Each group was further split based on whether they received simple verbal feedback during practice.

  • Learners who observed a coping model:

    • Performed the skill more accurately

    • Reported higher confidence (self-efficacy)

    • Showed greater satisfaction and intrinsic interest

  • Learners who observed a mastery model performed better than those with no model—but consistently worse than those who observed coping models.

  • Social feedback during practice improved outcomes overall, but did not eliminate the advantage of coping models.

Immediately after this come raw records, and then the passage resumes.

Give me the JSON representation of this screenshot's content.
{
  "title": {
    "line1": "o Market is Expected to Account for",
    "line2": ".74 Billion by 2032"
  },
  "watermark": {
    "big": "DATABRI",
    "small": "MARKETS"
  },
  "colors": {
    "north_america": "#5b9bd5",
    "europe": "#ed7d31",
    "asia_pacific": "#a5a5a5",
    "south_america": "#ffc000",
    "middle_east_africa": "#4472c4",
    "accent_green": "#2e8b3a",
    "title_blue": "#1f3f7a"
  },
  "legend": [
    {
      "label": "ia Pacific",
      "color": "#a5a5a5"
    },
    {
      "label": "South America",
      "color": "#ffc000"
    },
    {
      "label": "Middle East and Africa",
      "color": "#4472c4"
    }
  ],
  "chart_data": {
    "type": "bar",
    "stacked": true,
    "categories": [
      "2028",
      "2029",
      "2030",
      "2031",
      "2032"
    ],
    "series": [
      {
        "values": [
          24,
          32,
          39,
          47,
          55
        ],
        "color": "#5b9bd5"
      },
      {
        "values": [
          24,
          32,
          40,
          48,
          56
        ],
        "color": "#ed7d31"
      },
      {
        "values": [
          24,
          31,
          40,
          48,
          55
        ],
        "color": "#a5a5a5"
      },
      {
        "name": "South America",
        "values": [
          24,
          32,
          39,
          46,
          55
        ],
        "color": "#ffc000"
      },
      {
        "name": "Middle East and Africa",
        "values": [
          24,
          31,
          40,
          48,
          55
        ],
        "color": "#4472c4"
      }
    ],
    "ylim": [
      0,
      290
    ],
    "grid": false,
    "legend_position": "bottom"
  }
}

  • Most notably, learners who observed coping models were more likely to attribute mistakes to strategy, rather than ability or effort—a pattern strongly associated with better learning and motivation.

The study suggests that:

  • Early learning benefits from seeing how mistakes are corrected, not just what “perfect” execution looks like

  • Demonstrations shape not only movement patterns, but how athletes interpret success and failure

  • Intentional error-and-correction demonstrations may help athletes develop better self-regulation skills

This episode explores how these findings map onto real-world coaching environments, particularly in group settings and early skill acquisition.

Perfect demonstrations can establish standards—but learning how to adjust, correct, and adapt may require seeing imperfection first.